À primeira vista, dois títulos significativos podem caracterizar um interesse súbito do mercado nacional por pesquisadores que se dedicaram ao bardo. Na verdade, o interesse parece ser por uma pesquisadora. Considerada a grande dama da crítica teatral brasileira, Barbara Heliodora é a maior estudiosa de Shakespeare no país. Tradutora talentosa e dedicada, prepara a edição das obras completas do autor de Rei Lear, a ser publicada pela Nova Aguilar ainda este ano (ao menos essa é a previsão).

Doutorando em estudos literários pela Universidade Federal do Paraná (UFPR) – o tema de sua tese é alegoria e tragédia em Hamlet –, Lúcio Esper diz que esse não seria um "interesse súbito" por Shakespeare, mas um "interesse tardio", sobretudo por Caroline Spurgeon ter produzido seu livro há mais de 70 anos. Ele observa uma dinâmica editorial que, todo ano, leva a dois ou três bons lançamentos sobre o teatro shakespeareano. "Nos anos anteriores, foram os livros de Harold Bloom traduzidos por José Roberto O’Shea", lembra, atribuindo o mérito dessa onda de lançamentos ao trabalho "generoso" de Barbara Heliodora.

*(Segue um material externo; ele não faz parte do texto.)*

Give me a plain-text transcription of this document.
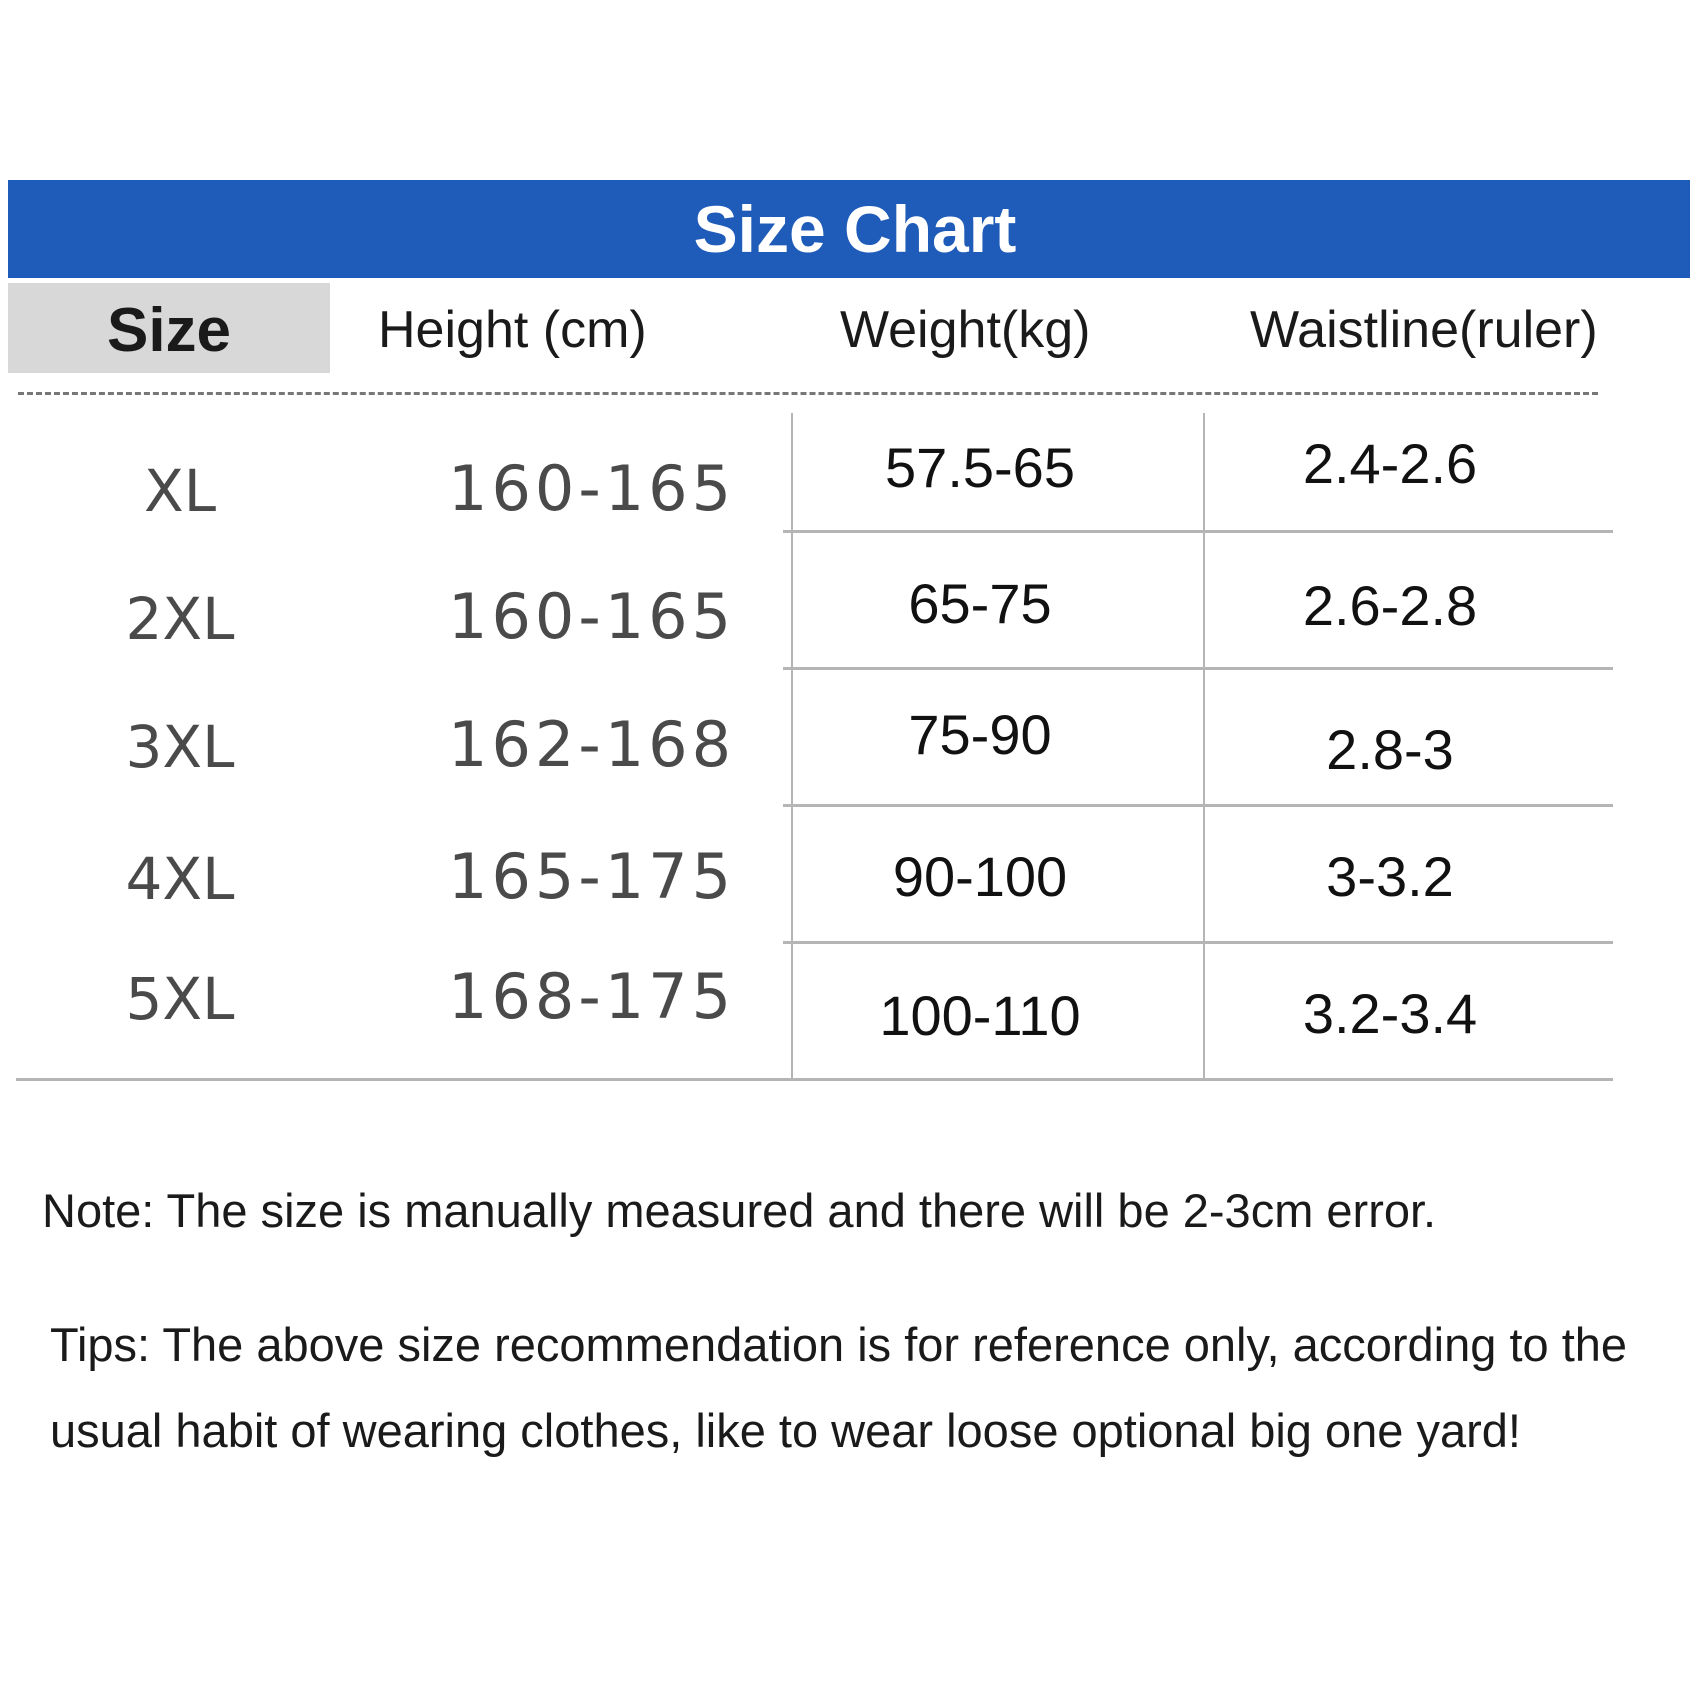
Size Chart
Size	Height (cm)	Weight(kg)	Waistline(ruler)
XL	160-165	57.5-65	2.4-2.6
2XL	160-165	65-75	2.6-2.8
3XL	162-168	75-90	2.8-3
4XL	165-175	90-100	3-3.2
5XL	168-175	100-110	3.2-3.4
Note: The size is manually measured and there will be 2-3cm error.
Tips: The above size recommendation is for reference only, according to the usual habit of wearing clothes, like to wear loose optional big one yard!
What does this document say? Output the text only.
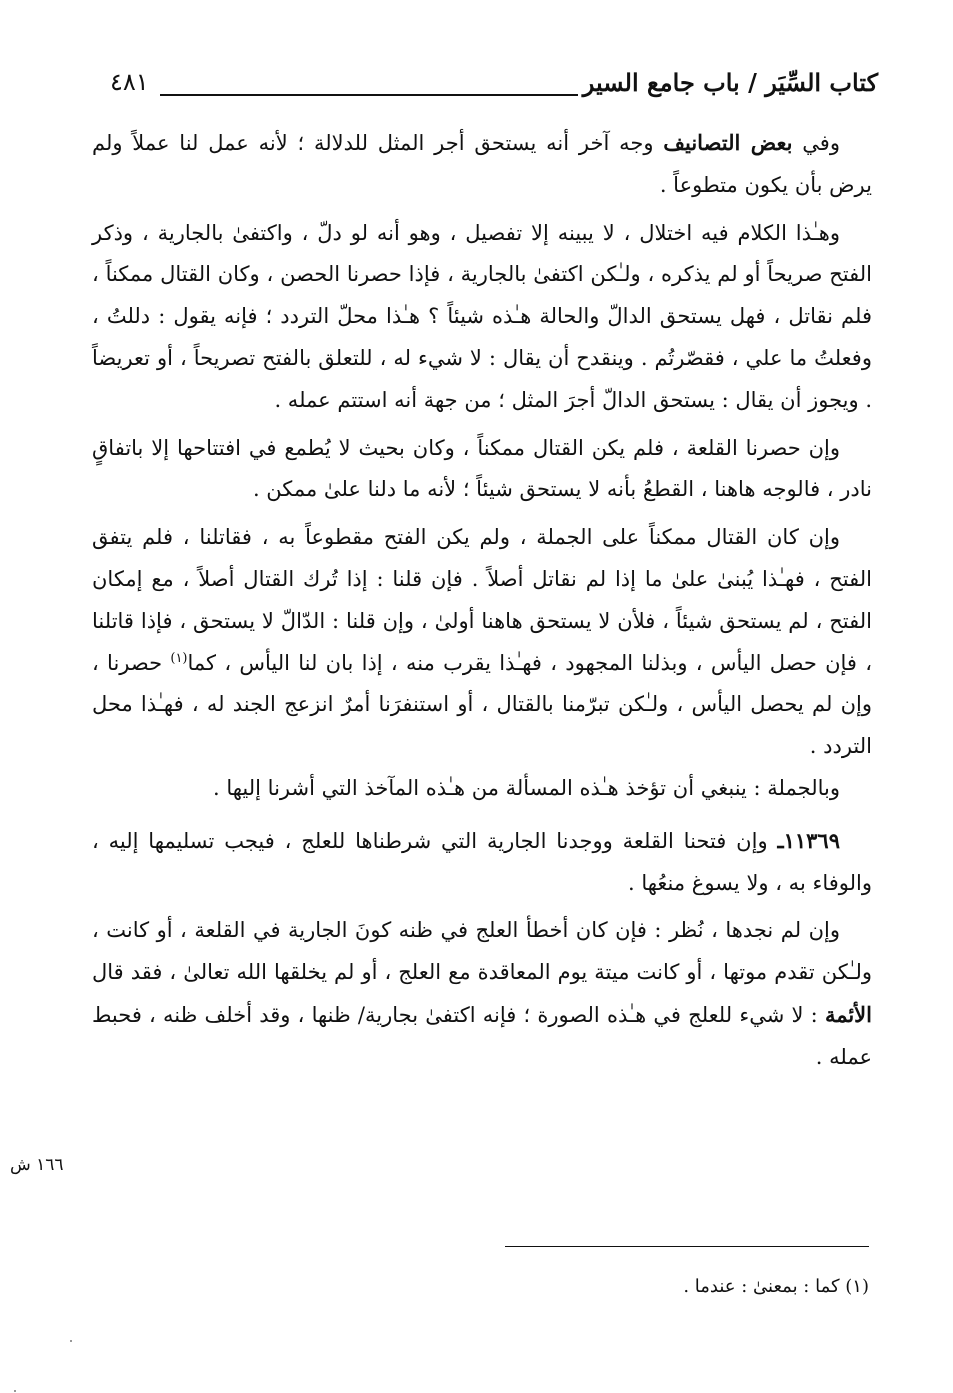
كتاب السِّيَر / باب جامع السير
٤٨١

وفي بعض التصانيف وجه آخر أنه يستحق أجر المثل للدلالة ؛ لأنه عمل لنا عملاً ولم يرض بأن يكون متطوعاً .

وهـٰذا الكلام فيه اختلال ، لا يبينه إلا تفصيل ، وهو أنه لو دلّ ، واكتفىٰ بالجارية ، وذكر الفتح صريحاً أو لم يذكره ، ولـٰكن اكتفىٰ بالجارية ، فإذا حصرنا الحصن ، وكان القتال ممكناً ، فلم نقاتل ، فهل يستحق الدالّ والحالة هـٰذه شيئاً ؟ هـٰذا محلّ التردد ؛ فإنه يقول : دللتُ ، وفعلتُ ما علي ، فقصّرتُم . وينقدح أن يقال : لا شيء له ، للتعلق بالفتح تصريحاً ، أو تعريضاً . ويجوز أن يقال : يستحق الدالّ أجرَ المثل ؛ من جهة أنه استتم عمله .

وإن حصرنا القلعة ، فلم يكن القتال ممكناً ، وكان بحيث لا يُطمع في افتتاحها إلا باتفاقٍ نادر ، فالوجه هاهنا ، القطعُ بأنه لا يستحق شيئاً ؛ لأنه ما دلنا علىٰ ممكن .

وإن كان القتال ممكناً على الجملة ، ولم يكن الفتح مقطوعاً به ، فقاتلنا ، فلم يتفق الفتح ، فهـٰذا يُبنىٰ علىٰ ما إذا لم نقاتل أصلاً . فإن قلنا : إذا تُرك القتال أصلاً ، مع إمكان الفتح ، لم يستحق شيئاً ، فلأن لا يستحق هاهنا أولىٰ ، وإن قلنا : الدّالّ لا يستحق ، فإذا قاتلنا ، فإن حصل اليأس ، وبذلنا المجهود ، فهـٰذا يقرب منه ، إذا بان لنا اليأس ، كما$^{(١)}$ حصرنا ، وإن لم يحصل اليأس ، ولـٰكن تبرّمنا بالقتال ، أو استنفرَنا أمرٌ انزعج الجند له ، فهـٰذا محل التردد .

وبالجملة : ينبغي أن تؤخذ هـٰذه المسألة من هـٰذه المآخذ التي أشرنا إليها .

١١٣٦٩ـ وإن فتحنا القلعة ووجدنا الجارية التي شرطناها للعلج ، فيجب تسليمها إليه ، والوفاء به ، ولا يسوغ منعُها .

وإن لم نجدها ، نُظر : فإن كان أخطأ العلج في ظنه كونَ الجارية في القلعة ، أو كانت ، ولـٰكن تقدم موتها ، أو كانت ميتة يوم المعاقدة مع العلج ، أو لم يخلقها الله تعالىٰ ، فقد قال الأئمة : لا شيء للعلج في هـٰذه الصورة ؛ فإنه اكتفىٰ بجارية/ ظنها ، وقد أخلف ظنه ، فحبط عمله .

١٦٦ ش
(١) كما : بمعنىٰ : عندما .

Frank Kermode assume ter escrito seu estudo para um público "não-profissional", mas diante de tantos títulos – estima-se que 5 mil novas publicações sobre Shakespeare saem a cada ano em língua inglesa –, interessados podem estacar, sem saber que rumo tomar. "A compreensão e a clareza com que ele (Kermode) analisa o uso da linguagem por Shakespeare, inclusive sua evolução ou amadurecimento estilístico, é exemplar. Spurgeon é uma fonte de informações preciosa, pois seu estudo sobre o uso que Shakespeare faz das imagens, a identificação das imagens dominantes em cada peça, foram contribuições definitivas para a melhor compreensão do processo criativo do dramaturgo. Toda peça relida depois da leitura de um ou outro (ou ambos) será mais rica", afirma Barbara, em entrevista concedida por e-mail.

A professora Liana Leão, da UFPR, explica que Kermode é importante pela trajetória que faz "de um Shakespeare que, no início da carreira, está preocupado com rimas, símiles e comparações e que, maduro, prefere a densidade das metáforas, a concisão, a ambigüidade, as antíteses, os oxímoros e os paradoxos". Sobre Caroline Spurgeon, ela destaca os quadros comparativos ao final do livro, que organiza as imagens usadas pelo autor, dividindo-as em temas e subtemas (vida cotidiana, guerra, dinheiro, etc.).

Para a octogenária Barbara, que dedicou a vida ao teatro – e boa parte dela a Shakespeare –, ler e entender o dramaturgo inglês hoje vale a pena "porque ele é um autor que tem muito a nos dizer sobre o ser humano, que é perfeitamente semelhante ao que ele era no tempo em que as peças foram escritas. Esta ou aquela convenção social poderá não ser mais a mesma, porém será sempre possível compreendê-las e até mesmo identificar as suas correspondentes de hoje em dia". Deus pode ter criado o homem, mas Shakespeare, como sugeriu o crítico Harold Bloom, inventou o humano.